Há que um mês que o Daniel tem ficado com a Alexia, enquanto trabalho, e devo dizer que ele parece estar a gostar da tarefa e as coisas estão a correr bem, e não havia nada para correr mal. A Alexia é muito fácil de lidar, só por isso a tarefa já se torna mais fácil.
É um pai dedicado e atento. Sinto que criou uma ligação mais próxima da Alexia e percebe as suas vontades e necessidades. A Alexia derrete-se a olhar para o pai, ele nem precisa de estar a olhar para ela, ela olha para ele e larga um sorriso.
Às vezes, nós mulheres/ mães não gostamos ou temos receio de deixar os bebés a cargo dos pais por acharmos que eles não são capazes, ou que se lhes der uma birra daquelas, só nós é que os vamos conseguir acalmar ou porque achamos que eles não vão fazer as coisas como nós gostaríamos que eles fizessem.

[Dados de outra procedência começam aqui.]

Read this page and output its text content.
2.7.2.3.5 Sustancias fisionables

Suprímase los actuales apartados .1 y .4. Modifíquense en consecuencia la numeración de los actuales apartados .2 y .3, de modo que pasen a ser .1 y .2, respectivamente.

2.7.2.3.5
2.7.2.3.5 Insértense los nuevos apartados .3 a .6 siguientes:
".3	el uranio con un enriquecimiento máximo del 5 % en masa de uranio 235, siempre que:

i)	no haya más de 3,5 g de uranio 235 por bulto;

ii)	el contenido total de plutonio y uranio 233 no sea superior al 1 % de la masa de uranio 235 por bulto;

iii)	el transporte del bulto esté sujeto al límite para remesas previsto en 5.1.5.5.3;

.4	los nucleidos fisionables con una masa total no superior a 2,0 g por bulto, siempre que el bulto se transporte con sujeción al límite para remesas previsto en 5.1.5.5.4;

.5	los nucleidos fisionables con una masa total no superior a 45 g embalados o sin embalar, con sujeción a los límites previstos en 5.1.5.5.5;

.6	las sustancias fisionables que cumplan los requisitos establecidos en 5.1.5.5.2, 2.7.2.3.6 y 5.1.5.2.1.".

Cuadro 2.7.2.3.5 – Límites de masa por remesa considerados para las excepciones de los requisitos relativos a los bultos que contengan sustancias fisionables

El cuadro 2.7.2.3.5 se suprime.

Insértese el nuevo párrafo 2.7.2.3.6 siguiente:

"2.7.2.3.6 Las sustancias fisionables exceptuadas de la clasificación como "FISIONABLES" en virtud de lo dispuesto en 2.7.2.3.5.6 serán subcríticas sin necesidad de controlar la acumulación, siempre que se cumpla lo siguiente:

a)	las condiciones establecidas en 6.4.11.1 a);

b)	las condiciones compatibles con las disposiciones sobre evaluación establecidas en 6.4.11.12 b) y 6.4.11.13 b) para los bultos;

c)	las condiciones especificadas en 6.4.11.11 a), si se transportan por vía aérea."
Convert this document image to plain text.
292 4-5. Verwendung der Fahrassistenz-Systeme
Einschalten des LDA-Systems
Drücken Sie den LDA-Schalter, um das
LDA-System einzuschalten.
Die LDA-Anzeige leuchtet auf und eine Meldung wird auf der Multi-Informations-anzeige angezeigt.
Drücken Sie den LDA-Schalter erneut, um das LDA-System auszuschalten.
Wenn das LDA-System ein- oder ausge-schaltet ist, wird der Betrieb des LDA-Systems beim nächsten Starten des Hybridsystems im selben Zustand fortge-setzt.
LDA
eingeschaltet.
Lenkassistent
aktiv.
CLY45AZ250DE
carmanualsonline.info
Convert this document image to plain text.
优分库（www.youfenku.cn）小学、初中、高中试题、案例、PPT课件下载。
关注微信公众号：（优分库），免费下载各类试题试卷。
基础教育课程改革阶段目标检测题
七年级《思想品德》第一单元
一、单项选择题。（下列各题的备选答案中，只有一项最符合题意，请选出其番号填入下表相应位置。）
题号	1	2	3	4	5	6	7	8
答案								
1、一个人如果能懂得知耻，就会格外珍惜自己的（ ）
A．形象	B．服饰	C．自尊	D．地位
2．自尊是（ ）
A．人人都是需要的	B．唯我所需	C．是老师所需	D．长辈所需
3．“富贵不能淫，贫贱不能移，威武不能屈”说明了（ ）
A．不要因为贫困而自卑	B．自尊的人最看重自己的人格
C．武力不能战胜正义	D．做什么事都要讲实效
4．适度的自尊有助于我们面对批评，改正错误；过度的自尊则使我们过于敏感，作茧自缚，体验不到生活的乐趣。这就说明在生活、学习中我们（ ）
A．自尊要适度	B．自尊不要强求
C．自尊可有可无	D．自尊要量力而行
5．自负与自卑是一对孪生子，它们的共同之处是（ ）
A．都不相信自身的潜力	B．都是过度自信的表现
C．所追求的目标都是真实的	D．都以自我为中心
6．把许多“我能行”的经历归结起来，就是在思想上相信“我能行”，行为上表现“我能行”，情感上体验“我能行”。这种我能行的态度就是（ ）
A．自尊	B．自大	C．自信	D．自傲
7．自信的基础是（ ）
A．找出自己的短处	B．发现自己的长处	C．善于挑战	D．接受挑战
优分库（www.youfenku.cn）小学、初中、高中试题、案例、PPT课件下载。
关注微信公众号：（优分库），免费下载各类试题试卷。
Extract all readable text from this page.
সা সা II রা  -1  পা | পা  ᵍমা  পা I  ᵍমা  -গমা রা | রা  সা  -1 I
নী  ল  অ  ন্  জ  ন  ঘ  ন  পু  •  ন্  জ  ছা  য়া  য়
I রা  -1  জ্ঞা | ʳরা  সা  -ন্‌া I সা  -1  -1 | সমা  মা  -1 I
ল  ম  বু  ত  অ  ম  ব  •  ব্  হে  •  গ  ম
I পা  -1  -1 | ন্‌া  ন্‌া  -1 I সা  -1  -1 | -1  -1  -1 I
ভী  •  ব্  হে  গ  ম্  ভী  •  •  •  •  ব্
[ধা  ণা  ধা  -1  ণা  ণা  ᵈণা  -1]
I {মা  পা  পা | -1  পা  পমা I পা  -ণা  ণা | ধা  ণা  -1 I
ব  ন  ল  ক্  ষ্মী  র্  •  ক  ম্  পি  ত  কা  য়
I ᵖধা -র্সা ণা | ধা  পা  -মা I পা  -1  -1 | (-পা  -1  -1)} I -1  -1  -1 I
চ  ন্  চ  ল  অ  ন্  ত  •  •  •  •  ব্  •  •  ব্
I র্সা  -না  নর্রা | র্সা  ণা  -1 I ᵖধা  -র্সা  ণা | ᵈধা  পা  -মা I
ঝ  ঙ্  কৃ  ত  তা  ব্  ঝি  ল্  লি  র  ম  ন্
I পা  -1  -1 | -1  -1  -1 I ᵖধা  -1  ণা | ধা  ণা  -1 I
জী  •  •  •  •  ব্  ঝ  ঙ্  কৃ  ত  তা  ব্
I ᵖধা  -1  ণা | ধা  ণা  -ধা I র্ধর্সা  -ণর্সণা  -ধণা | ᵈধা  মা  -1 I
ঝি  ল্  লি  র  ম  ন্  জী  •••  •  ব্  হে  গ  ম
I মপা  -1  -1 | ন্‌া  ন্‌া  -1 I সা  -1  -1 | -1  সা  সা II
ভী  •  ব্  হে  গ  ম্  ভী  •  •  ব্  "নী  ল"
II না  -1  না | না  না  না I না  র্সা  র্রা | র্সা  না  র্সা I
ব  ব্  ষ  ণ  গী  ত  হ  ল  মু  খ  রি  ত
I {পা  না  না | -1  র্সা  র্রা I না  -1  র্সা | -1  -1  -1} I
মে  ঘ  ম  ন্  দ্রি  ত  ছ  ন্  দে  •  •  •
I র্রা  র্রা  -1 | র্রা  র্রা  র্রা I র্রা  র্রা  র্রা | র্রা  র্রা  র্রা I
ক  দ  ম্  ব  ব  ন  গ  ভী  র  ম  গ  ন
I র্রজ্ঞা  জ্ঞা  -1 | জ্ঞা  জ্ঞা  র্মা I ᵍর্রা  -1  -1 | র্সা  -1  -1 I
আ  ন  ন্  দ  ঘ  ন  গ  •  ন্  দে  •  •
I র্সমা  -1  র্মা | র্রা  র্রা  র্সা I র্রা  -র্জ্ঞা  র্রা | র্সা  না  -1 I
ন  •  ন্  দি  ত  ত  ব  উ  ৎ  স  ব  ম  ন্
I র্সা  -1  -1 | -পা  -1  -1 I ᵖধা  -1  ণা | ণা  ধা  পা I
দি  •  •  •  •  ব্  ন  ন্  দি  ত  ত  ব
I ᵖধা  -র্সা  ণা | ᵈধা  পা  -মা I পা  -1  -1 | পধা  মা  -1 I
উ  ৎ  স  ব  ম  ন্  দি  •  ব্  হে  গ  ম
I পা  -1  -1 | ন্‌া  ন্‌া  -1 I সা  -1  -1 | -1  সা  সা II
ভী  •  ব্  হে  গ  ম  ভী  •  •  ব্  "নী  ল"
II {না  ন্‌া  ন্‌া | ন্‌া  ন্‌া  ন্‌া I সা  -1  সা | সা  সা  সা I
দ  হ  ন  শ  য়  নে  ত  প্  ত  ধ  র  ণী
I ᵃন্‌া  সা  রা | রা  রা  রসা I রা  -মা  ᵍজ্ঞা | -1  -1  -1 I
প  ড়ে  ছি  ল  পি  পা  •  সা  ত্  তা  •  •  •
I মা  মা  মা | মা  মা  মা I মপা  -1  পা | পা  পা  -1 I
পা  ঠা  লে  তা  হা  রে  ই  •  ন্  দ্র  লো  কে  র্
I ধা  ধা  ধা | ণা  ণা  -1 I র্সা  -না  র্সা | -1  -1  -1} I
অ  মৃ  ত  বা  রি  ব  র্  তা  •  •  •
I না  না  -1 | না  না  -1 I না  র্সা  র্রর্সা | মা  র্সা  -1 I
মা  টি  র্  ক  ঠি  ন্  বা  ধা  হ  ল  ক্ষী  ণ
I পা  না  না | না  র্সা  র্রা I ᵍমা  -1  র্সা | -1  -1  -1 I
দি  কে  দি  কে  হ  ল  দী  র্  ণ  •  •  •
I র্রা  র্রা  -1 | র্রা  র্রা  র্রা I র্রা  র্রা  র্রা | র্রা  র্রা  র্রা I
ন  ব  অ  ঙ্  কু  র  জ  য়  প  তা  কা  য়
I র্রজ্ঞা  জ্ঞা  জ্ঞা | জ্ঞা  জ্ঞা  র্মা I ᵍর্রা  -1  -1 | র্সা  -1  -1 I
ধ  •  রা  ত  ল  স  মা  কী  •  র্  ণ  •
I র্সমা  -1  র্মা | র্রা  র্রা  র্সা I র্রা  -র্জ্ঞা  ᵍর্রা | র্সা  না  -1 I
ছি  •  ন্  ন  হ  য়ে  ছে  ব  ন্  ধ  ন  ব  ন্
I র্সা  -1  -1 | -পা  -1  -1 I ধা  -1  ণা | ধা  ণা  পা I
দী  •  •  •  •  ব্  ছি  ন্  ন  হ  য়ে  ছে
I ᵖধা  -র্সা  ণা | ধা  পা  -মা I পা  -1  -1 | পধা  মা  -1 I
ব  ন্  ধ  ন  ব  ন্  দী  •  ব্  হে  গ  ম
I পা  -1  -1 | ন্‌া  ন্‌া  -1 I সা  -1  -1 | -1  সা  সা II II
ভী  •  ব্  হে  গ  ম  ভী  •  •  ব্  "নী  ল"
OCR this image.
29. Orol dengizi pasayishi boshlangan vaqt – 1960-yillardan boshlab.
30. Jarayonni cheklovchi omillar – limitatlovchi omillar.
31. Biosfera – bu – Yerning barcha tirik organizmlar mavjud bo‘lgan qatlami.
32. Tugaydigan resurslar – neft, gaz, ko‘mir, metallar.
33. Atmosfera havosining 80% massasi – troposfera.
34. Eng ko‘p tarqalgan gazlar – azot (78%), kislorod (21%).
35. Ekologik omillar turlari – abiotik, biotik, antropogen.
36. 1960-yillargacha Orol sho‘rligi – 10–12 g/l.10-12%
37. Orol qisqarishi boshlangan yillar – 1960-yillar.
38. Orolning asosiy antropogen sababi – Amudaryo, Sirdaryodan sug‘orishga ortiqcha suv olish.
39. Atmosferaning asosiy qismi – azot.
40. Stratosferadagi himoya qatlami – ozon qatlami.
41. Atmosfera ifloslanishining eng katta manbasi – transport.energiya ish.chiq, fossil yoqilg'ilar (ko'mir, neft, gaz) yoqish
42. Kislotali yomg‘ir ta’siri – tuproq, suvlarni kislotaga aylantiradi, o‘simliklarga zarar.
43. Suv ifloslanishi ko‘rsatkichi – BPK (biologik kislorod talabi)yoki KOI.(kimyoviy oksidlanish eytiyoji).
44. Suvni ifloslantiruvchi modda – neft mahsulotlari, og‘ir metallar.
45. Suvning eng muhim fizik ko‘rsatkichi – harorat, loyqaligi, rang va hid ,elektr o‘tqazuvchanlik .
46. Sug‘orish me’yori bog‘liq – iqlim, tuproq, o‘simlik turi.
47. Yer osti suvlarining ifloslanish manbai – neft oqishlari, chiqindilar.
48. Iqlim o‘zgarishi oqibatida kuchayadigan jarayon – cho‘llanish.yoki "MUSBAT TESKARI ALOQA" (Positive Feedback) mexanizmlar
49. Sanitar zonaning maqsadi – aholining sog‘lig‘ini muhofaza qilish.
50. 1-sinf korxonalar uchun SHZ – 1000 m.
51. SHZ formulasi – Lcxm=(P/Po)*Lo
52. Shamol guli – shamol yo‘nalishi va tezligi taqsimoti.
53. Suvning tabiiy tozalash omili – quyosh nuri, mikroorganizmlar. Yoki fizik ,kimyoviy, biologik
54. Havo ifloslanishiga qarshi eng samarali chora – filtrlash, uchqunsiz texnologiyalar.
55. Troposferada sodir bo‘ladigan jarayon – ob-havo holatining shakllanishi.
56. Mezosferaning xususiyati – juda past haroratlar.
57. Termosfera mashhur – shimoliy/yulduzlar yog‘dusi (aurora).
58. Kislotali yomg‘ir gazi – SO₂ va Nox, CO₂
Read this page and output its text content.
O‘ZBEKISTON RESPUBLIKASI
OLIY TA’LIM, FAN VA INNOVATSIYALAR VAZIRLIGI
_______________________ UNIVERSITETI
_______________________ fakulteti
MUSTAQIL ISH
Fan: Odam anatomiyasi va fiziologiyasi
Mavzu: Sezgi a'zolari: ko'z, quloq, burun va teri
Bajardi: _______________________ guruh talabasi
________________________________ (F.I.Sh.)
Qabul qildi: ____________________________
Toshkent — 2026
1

È verdade que os homens são mais trapalhões e não ligam tanto aos pormenores como nós, mas eles fazem o melhor que podem e o Daniel têm -se esforçado.
Um dia, chego a casa e a Alexia estava com uma camisola de pijama da Luna vestida, daquelas mais quentinhas, isto, porque ele diz que não encontrou roupa da Alexia, mas que o importante era que ela estivesse quentinha e não tivesse frio. E é verdade, ela não podia era ficar sem roupa e ele desenrascou-se. E ela estava bem, quando cheguei estava toda contente. A partir desse dia está claro que passei a deixar roupa separada para o caso de ele precisar de lhe mudar a roupa.
Hoje a Luna tinha umas análises para ir fazer no Porto, eu estava a trabalhar, ele disponibilizou-se a ir com ela, visto que está por casa este mês. Fomos todos juntos no comboio de manhã. Eu saí primeiro e eles seguiram viagem. Lá foram as meninas "passear" com o pai. A Luna nunca gostou de tirar sangue, chorava sempre que eu dizia que ia ter que tirar sangue, mas hoje portou - se bem, já estava mentalizada que não ia doer e que tinha que ser forte porque já é uma menina crescida.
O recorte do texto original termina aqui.